Despite the small gap between the ID prediction accuracy of single models and the multi-sensor deep ensemble, the OOD detection performance of single models was notably inferior. As shown in
Figure 6, OOD detection methods based on single models consistently exhibit high FPR values, averaging around 90%. However, the presence of domain shift is evident, as reflected by the severe drop in OOD prediction accuracies, with the EA dataset dropping to around 10% and the HS (Acm) dataset ranging between 3% and 27%. Conversely, Ens+kNN achieved near-perfect prediction metrics. This inconsistency suggests that focusing solely on ID accuracy for model selection in multi-sensor datasets is insufficient. Additional factors must be considered to ensure robust model performance.
Aggregating information from input signals across multiple sensors, “StatData” has shown potential for detecting shifts in data distribution early on. When compared to single-model OOD detection methods, StatData ranked as the second-best approach, delivering strong AUROC results, particularly for the EA and HS datasets, including both the Valve and Acm tasks. However, the method exhibited significant variability in FPR95, ranging from 10% to 80%, underscoring its inconsistency in detecting certain types of domain shift. Compared to other aggregation-based methods, StatData had the second-highest FPR95, making it less reliable for scenarios requiring low false positive rates. Nonetheless, since it operates independently of the model architecture, StatData can serve as a pre-model selection tool, highlighting potential shifts in data before more computationally intensive models are deployed.
7. Conclusions
In this study, we proposed a robust framework tailored for multi-sensor applications, particularly valuable in high-stakes and costly decision-making areas such as industrial fault detection systems. Our approach demonstrated leading-edge performance across various datasets, accommodating diverse signal lengths and sensor counts. Its adaptability and reliability across the datasets highlight its promising generalizability. While a collection of widely used datasets was employed in this study, the generalizability of the framework to other industrial scenarios may depend on factors such as task specifications, sensor types, and the nature of domain shifts encountered. Future work should explore these aspects to better understand the framework’s potential and limitations in broader industrial applications.
The datasets used in this study are not explicitly designed to capture domain or distribution shifts. We treated any deviations from the initial working conditions as potential shifts in the distribution. However, further investigation is needed to quantify the degree of deviation from the training distribution within these datasets. Additionally, developing datasets specifically designed to address domain shifts in this field would be highly valuable.
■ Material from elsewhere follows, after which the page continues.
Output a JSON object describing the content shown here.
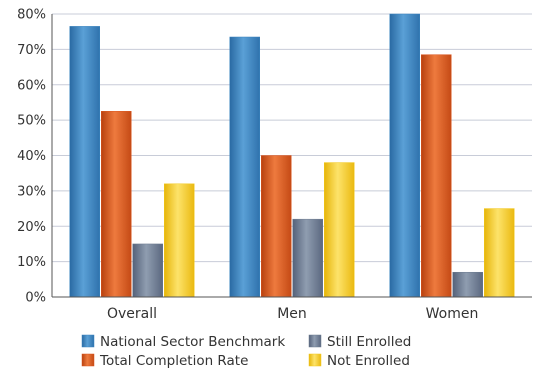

The framework’s model-agnostic design allows it to be extended to ML models beyond DNNs. Although the models in this study were limited to ConvNets, exploring a broader range of DNN architectures or a combination of different models could enhance ensemble diversity, offering a promising direction for future research. Additionally, future studies could investigate different fusion methods and assess how the choice of fusion depth (defined as the stage at which features or decisions are integrated) influences overall performance.
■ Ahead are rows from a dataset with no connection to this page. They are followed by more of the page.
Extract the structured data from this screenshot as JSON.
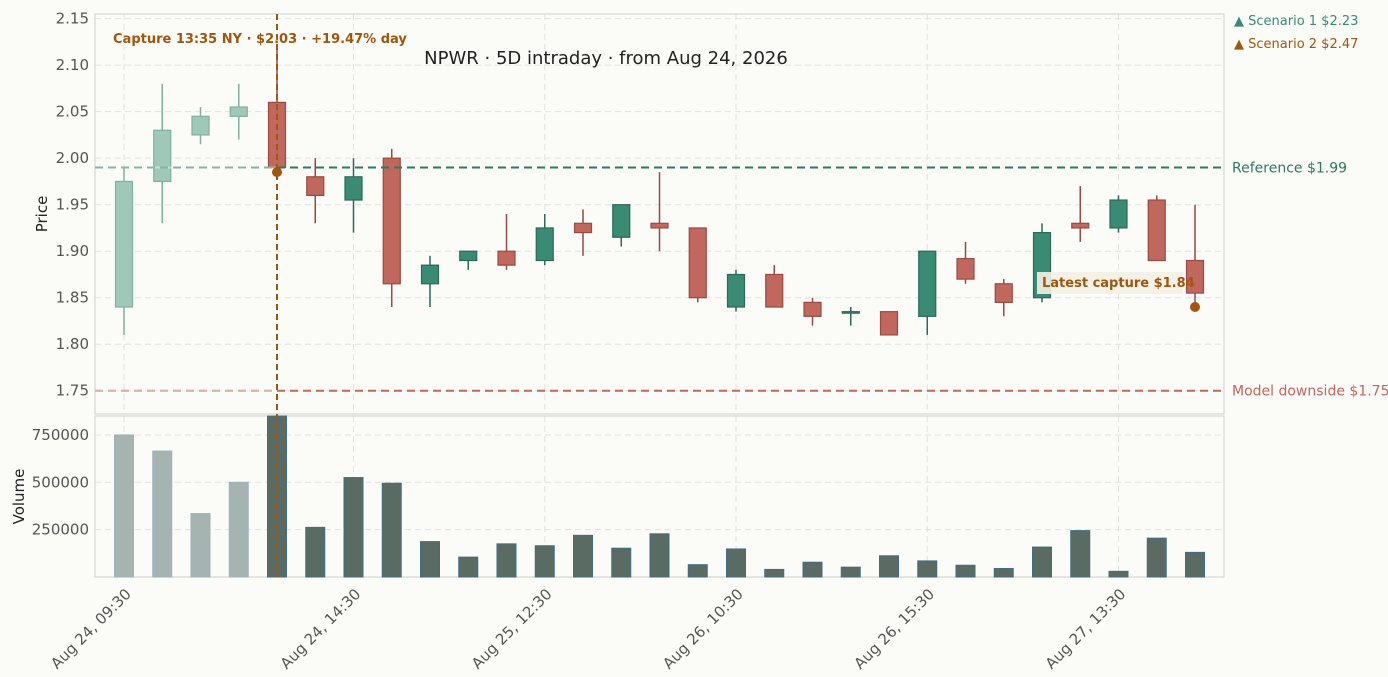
{
  "chart_data": {
    "type": "candlestick",
    "title": "NPWR  ·  5D intraday  ·  from Aug 24, 2026",
    "price_axis": {
      "label": "Price",
      "ylim": [
        1.725,
        2.155
      ],
      "ticks": [
        "2.15",
        "2.10",
        "2.05",
        "2.00",
        "1.95",
        "1.90",
        "1.85",
        "1.80",
        "1.75"
      ]
    },
    "volume_axis": {
      "label": "Volume",
      "ylim": [
        0,
        850000
      ],
      "ticks": [
        "750000",
        "500000",
        "250000"
      ]
    },
    "x_tick_labels": [
      "Aug 24, 09:30",
      "Aug 24, 14:30",
      "Aug 25, 12:30",
      "Aug 26, 10:30",
      "Aug 26, 15:30",
      "Aug 27, 13:30"
    ],
    "x_tick_indices": [
      0,
      6,
      11,
      16,
      21,
      26
    ],
    "grid": true,
    "pre_capture_bars": 4,
    "capture_index": 4,
    "colors": {
      "up": "#3b8a74",
      "down": "#c0675e",
      "pre_up": "#a0c8b8",
      "pre_up_edge": "#7fb0a0",
      "volume": "#5a6b63",
      "volume_pre": "#a6b4b1",
      "reference": "#2e7a64",
      "downside": "#c0675e",
      "capture": "#a0560e"
    },
    "candles": [
      {
        "o": 1.84,
        "h": 1.99,
        "l": 1.81,
        "c": 1.975,
        "v": 750000
      },
      {
        "o": 1.975,
        "h": 2.08,
        "l": 1.93,
        "c": 2.03,
        "v": 665000
      },
      {
        "o": 2.025,
        "h": 2.055,
        "l": 2.015,
        "c": 2.045,
        "v": 335000
      },
      {
        "o": 2.045,
        "h": 2.08,
        "l": 2.02,
        "c": 2.055,
        "v": 500000
      },
      {
        "o": 2.06,
        "h": 2.12,
        "l": 1.985,
        "c": 1.99,
        "v": 850000
      },
      {
        "o": 1.98,
        "h": 2.0,
        "l": 1.93,
        "c": 1.96,
        "v": 262000
      },
      {
        "o": 1.955,
        "h": 2.0,
        "l": 1.92,
        "c": 1.98,
        "v": 525000
      },
      {
        "o": 2.0,
        "h": 2.01,
        "l": 1.84,
        "c": 1.865,
        "v": 495000
      },
      {
        "o": 1.865,
        "h": 1.895,
        "l": 1.84,
        "c": 1.885,
        "v": 187000
      },
      {
        "o": 1.89,
        "h": 1.9,
        "l": 1.88,
        "c": 1.9,
        "v": 105000
      },
      {
        "o": 1.9,
        "h": 1.94,
        "l": 1.88,
        "c": 1.885,
        "v": 175000
      },
      {
        "o": 1.89,
        "h": 1.94,
        "l": 1.885,
        "c": 1.925,
        "v": 165000
      },
      {
        "o": 1.93,
        "h": 1.945,
        "l": 1.895,
        "c": 1.92,
        "v": 220000
      },
      {
        "o": 1.915,
        "h": 1.95,
        "l": 1.905,
        "c": 1.95,
        "v": 152000
      },
      {
        "o": 1.93,
        "h": 1.985,
        "l": 1.9,
        "c": 1.925,
        "v": 228000
      },
      {
        "o": 1.925,
        "h": 1.925,
        "l": 1.845,
        "c": 1.85,
        "v": 65000
      },
      {
        "o": 1.84,
        "h": 1.88,
        "l": 1.835,
        "c": 1.875,
        "v": 148000
      },
      {
        "o": 1.875,
        "h": 1.885,
        "l": 1.84,
        "c": 1.84,
        "v": 40000
      },
      {
        "o": 1.845,
        "h": 1.85,
        "l": 1.82,
        "c": 1.83,
        "v": 78000
      },
      {
        "o": 1.835,
        "h": 1.84,
        "l": 1.82,
        "c": 1.835,
        "v": 52000
      },
      {
        "o": 1.835,
        "h": 1.835,
        "l": 1.81,
        "c": 1.81,
        "v": 112000
      },
      {
        "o": 1.83,
        "h": 1.9,
        "l": 1.81,
        "c": 1.9,
        "v": 85000
      },
      {
        "o": 1.892,
        "h": 1.91,
        "l": 1.865,
        "c": 1.87,
        "v": 62000
      },
      {
        "o": 1.865,
        "h": 1.87,
        "l": 1.83,
        "c": 1.845,
        "v": 45000
      },
      {
        "o": 1.85,
        "h": 1.93,
        "l": 1.845,
        "c": 1.92,
        "v": 158000
      },
      {
        "o": 1.93,
        "h": 1.97,
        "l": 1.91,
        "c": 1.925,
        "v": 245000
      },
      {
        "o": 1.925,
        "h": 1.96,
        "l": 1.92,
        "c": 1.955,
        "v": 30000
      },
      {
        "o": 1.955,
        "h": 1.96,
        "l": 1.89,
        "c": 1.89,
        "v": 205000
      },
      {
        "o": 1.89,
        "h": 1.95,
        "l": 1.845,
        "c": 1.855,
        "v": 130000
      }
    ],
    "reference_line": {
      "value": 1.99,
      "label": "Reference $1.99"
    },
    "downside_line": {
      "value": 1.75,
      "label": "Model downside $1.75"
    },
    "scenarios": [
      {
        "label": "▲ Scenario 1 $2.23",
        "color": "#3b8a74"
      },
      {
        "label": "▲ Scenario 2 $2.47",
        "color": "#a0560e"
      }
    ],
    "capture": {
      "label": "Capture 13:35 NY · $2.03 · +19.47% day",
      "price": 1.985
    },
    "latest": {
      "label": "Latest capture $1.84",
      "price": 1.84
    }
  }
}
This study’s unique contribution lies in its AutoML approach, which addresses diverse datasets from multi-sensor fault detection use cases while accounting for distribution shifts. By leveraging a flexible design, the framework effectively accommodates variations in sensor data, ensuring consistent performance across a wide range of datasets. While the findings are promising, we hope this work inspires further research to refine and expand similar approaches, enhancing the practical applicability of ML methods in critical industrial settings.